Manolo. "Esto que dice Javier es muy importante, es la parte histórica de la montaña, la parte que conformó el paisaje, la forma de ser de la zona. Es un patrimonio inmaterial y material, y yo creo que es un recurso, no sólo turísitico sino como propuesta frente a la tendencia actual de las ganaderías superindustrializadas. Ésta es la ganadería en armonía con la naturaleza, el pastoreo. Todo eso se recuperaría modernizando el pastoreo, prestigiando socialmente el pastoreo. Ser guarda en un refugio de montaña o escalador en el monte sufriendo, socialmente está prestigiado. Es algo que se valora, a lo que se le da mérito. También tendrá que tener mérito social las personas que son capaces de mantener unos ecosistemas que tienen beneficio para el conjunto de la sociedad, con un manejo adecuado del pastoreo y con unas condiciones de vida dignas. Por ejemplo, poniendo en marca los rebaños concejiles que propone Jaime Izquierdo en su proyecto “Aldea cero”, un proyecto al que Asiego se va a incorporar. Todas estas cosas tienen que pasar de la teoría a la práctica y empezar la experimentación. Sería la forma de acabar con algunos problemas. El lobo, cuando está el pastor repliega, es muy sencillo. No hace falta liarse a tiros con el lobo. La presencia del pastor en el monte también pone límites a la expansión del lobo, es así. Y es así en muchos sitios. Te pongo el ejemplo de nosotros mismos. Tenemos ovejas, pero las mantenemos en los montes bajos, es la parte a la que tenemos acceso durante el verano, que es cuando estamos ocupados también en el turismo. De esa manera podemos vigilar los rebaños. Si estuviese organizado un pastoreo colectivamente, con esos rebaños en los que se habla en el proyecto ‘Aldea 0’, con gente encargada de vigilar los rebaños, de subir, de bajar, de estar ahí pendientes pues seguramente que podíamos ocupar los pastos de altura. Antiguamente, aunque no estaba organizado como una entidad colectiva, con la vecera de hecho funcionaba así.
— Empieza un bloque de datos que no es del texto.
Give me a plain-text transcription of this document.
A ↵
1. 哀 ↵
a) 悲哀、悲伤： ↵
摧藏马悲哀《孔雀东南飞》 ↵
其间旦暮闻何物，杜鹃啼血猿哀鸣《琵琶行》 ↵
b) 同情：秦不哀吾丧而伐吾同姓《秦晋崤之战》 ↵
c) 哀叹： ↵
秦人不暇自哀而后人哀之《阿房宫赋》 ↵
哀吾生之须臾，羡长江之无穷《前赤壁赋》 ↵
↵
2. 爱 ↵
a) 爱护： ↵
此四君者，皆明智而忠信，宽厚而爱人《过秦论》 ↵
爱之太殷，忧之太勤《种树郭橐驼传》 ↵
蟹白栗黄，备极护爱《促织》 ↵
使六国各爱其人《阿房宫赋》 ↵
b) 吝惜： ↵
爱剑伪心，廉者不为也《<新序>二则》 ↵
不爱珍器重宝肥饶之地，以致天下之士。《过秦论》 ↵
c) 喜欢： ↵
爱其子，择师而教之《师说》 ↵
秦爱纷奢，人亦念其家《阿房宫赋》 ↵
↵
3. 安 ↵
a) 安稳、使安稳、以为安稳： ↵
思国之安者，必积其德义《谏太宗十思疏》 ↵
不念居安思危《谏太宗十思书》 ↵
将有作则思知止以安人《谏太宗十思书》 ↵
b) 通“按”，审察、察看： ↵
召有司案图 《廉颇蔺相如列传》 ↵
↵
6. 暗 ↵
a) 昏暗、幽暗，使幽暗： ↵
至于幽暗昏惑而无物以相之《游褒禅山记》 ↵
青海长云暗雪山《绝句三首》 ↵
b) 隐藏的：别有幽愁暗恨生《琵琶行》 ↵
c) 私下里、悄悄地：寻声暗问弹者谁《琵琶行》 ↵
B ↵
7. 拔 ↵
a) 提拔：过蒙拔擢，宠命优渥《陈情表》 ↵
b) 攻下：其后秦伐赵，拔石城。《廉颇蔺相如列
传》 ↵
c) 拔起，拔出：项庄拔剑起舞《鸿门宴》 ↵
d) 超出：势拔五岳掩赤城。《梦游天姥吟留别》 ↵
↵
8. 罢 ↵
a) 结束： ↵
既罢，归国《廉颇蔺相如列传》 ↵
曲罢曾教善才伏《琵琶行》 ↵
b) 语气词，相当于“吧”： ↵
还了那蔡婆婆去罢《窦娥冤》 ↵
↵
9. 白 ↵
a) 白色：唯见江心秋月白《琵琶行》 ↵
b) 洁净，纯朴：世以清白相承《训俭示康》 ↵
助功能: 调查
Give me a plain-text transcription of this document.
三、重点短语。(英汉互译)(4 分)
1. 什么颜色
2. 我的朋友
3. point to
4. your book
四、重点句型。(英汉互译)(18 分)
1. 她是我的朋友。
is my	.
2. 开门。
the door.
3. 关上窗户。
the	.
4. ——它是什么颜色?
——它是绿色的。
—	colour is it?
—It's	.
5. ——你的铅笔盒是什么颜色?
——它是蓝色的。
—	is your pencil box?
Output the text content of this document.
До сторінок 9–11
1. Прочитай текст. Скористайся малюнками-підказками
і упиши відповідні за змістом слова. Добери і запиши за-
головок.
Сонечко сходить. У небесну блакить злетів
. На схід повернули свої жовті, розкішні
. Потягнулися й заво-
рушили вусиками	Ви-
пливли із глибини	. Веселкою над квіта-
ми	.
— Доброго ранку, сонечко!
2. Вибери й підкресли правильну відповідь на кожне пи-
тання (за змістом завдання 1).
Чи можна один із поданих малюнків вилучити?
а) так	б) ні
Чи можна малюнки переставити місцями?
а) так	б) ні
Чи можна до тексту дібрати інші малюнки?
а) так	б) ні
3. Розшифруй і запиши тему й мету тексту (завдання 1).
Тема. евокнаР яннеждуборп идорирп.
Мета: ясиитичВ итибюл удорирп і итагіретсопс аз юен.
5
Subían unos y otros, unos y otros se daban razones y unos y otros vigilaban los rebaños de todos. Ahora todo esto se fue desmontando. Hay que recuperar esa presencia en el monte".

Javier. "Los rebaños concejiles del plan de la ‘Aldea 0’ es un proyecto de experimentación piloto, para ver si se puede reproducr en otros lugares además de Cabrales. Lo que tú tendrías que vender con ese pastoreo de estancia en la montaña, con esos turnos, es que tienen una serie de comodidades. No podrían vivir en una cabaña del siglo XIX. Esa misma actividad generaría unos valores medioambientales atractivos para el turismo y para los escolares, por ejemplo. Sería muy importante que la gente de los colegios conociera esas actividades también. Además, se generaría materia primera de primerísima calidad que podría tener una serie de establecimientos asociados en el concejo que, quien sabe, hasta podían hacerse socios de los pastores".

Manolo. "Ahí los restaurantes podrían tener sus propios rebaños porque hay pastores que los cuidan arriba. El proyecto de ‘Aldea 0’ va a empezar ya. Y ahí cualquiera se puede sumar. Asiegu somos una de las cuatro aldeas cero. No son aldeas exclusivas ni vamos a ser los privilegiados, que luego la gente empieza a rivalizar. Cualquier aldea se puede sumar. Con esto ocurre como cuando empezó el turismo rural en Besnes (Peñamellera Alta) y Taramundi. No sólo triunfó en Taramundi, es que se extendió por toda Asturias. Al final fueron un núcleo piloto y esos núcleos crearon una modalidad de turismo que ahora es muy importante en Asturias. Fue un gran éxito de la autonomía asturiana y un gran éxito de aquellos gobiernos".